The 303 Creative case represents a substantial expansion of the credible threat doctrine to allow pre-enforcement challenges to government enactments based on nothing more than a stated desire to engage in the conduct covered by the enactment. This is going to come back to haunt us. I want to build an airport in my backyard, but if just saying “I want to build an airport in my backyard” is enough to give me standing to challenge the FAA’s jurisdiction over the building of airports, we’re in for a very rough ride.
I’ll say it again: This is a 100% made-up case, a Con Law I exam hypothetical masquerading as an actual, concrete dispute.
Incidentally, it is surely noteworthy that even today, five years after she filed her initial complaint, Lorie Smith has still not unveiled her wedding website. See the banner on the 303 Creative website: “Coming Soon! Custom Wedding Websites.” If the Court, and those who argue that this was an actual controversy with actual facts, are not at least a little embarrassed by this, they should be.
What About Those Stipulations?
To decide a made-up case, the Court must, of course, make up some facts. The parties had stipulated to certain facts, and the Court adopted those:
Ms. Smith is “willing to work with all people regardless of classifications such as race, creed, sexual orientation, and gender,” and she “will gladly create custom graphics and websites” for clients of any sexual orientation. She will not produce content that “contradicts biblical truth” regardless of who orders it. Her belief that marriage is a union between one man and one woman is a sincerely held religious conviction. All of the graphic and website design services Ms. Smith provides are “expressive.” The websites and graphics Ms. Smith designs are “original, customized” creations that “contribut[e] to the overall messages” her business conveys “through the websites” it creates. Just like the other services she provides, the wedding websites Ms. Smith plans to create “will be expressive in nature.” Those wedding websites will be “customized and tailored” through close collaboration with individual couples, and they will “express Ms. Smith’s and 303 Creative’s message celebrating and promoting” her view of marriage. Ms. Smith will create these websites to communicate ideas—namely, to “celebrate and promote the couple’s wedding and unique love story” and to “celebrat[e] and promot[e]” what Ms. Smith understands to be a true marriage.

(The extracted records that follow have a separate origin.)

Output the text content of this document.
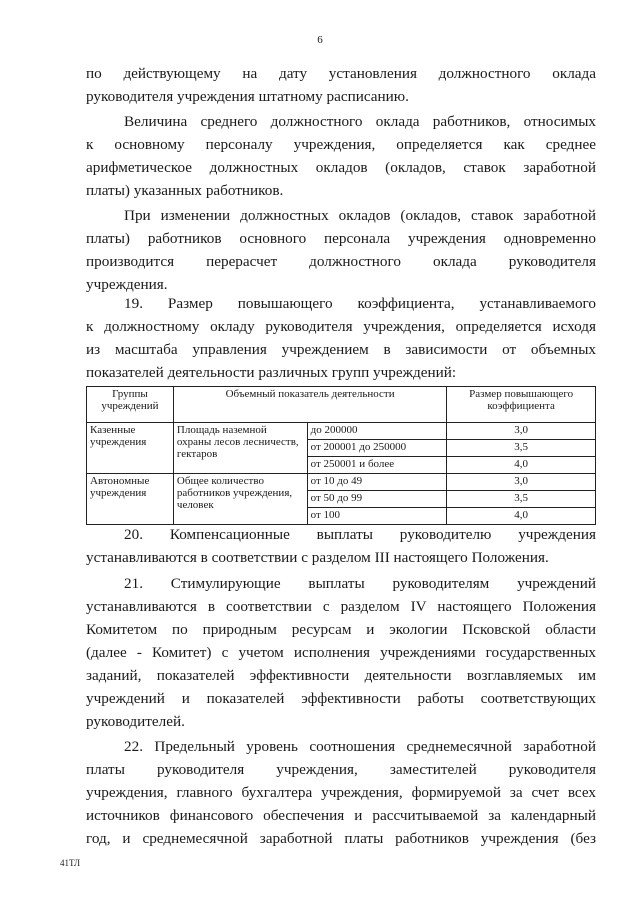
6

по действующему на дату установления должностного оклада
руководителя учреждения штатному расписанию.

Величина среднего должностного оклада работников, относимых
к основному персоналу учреждения, определяется как среднее
арифметическое должностных окладов (окладов, ставок заработной
платы) указанных работников.

При изменении должностных окладов (окладов, ставок заработной
платы) работников основного персонала учреждения одновременно
производится перерасчет должностного оклада руководителя
учреждения.

19. Размер повышающего коэффициента, устанавливаемого
к должностному окладу руководителя учреждения, определяется исходя
из масштаба управления учреждением в зависимости от объемных
показателей деятельности различных групп учреждений:

Группы учреждений	Объемный показатель деятельности		Размер повышающего коэффициента
Казенные учреждения	Площадь наземной охраны лесов лесничеств, гектаров	до 200000	3,0
		от 200001 до 250000	3,5
		от 250001 и более	4,0
Автономные учреждения	Общее количество работников учреждения, человек	от 10 до 49	3,0
		от 50 до 99	3,5
		от 100	4,0

20. Компенсационные выплаты руководителю учреждения
устанавливаются в соответствии с разделом III настоящего Положения.

21. Стимулирующие выплаты руководителям учреждений
устанавливаются в соответствии с разделом IV настоящего Положения
Комитетом по природным ресурсам и экологии Псковской области
(далее - Комитет) с учетом исполнения учреждениями государственных
заданий, показателей эффективности деятельности возглавляемых им
учреждений и показателей эффективности работы соответствующих
руководителей.

22. Предельный уровень соотношения среднемесячной заработной
платы руководителя учреждения, заместителей руководителя
учреждения, главного бухгалтера учреждения, формируемой за счет всех
источников финансового обеспечения и рассчитываемой за календарный
год, и среднемесячной заработной платы работников учреждения (без

41ТЛ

The conclusion that “flows directly from the parties’ stipulations” is that “the wedding websites Ms. Smith seeks to create qualify as ‘pure speech’ under this Court’s precedents” and are, therefore, protected by the First Amendment.
No kidding! The italicized stipulations are not “facts,” they are legal conclusions—that her websites are her “original,” “creative,” and “expressive in nature” and that they will “communicate ideas.” Original creative expression that communicates ideas is protected by the First Amendment—surely we knew that already?! If we assume that, she wins. We already knew that, too.
The hard question in this case, and in cases like it posing a conflict between anti-discrimination law and the First Amendment, is this: Is the challenger engaging in “an ordinary commercial transaction” that does not implicate First Amendment protections, or in expressive/communicative/creative “speech” that does. The decision in this case tells us precisely nothing we didn’t know before about where and how that line is to be drawn. It stands for the very unremarkable proposition that “if we assume that the challenger’s actions are expressive/communicative/expressive ‘speech,’ they are protected by the First Amendment.” As my kids would say: Duh.
That’s one of the reasons we have standing rules—to avoid wasting everyone’s time on advisory opinions that tell us little or nothing about what the Court will do when presented with an actual case with actual facts.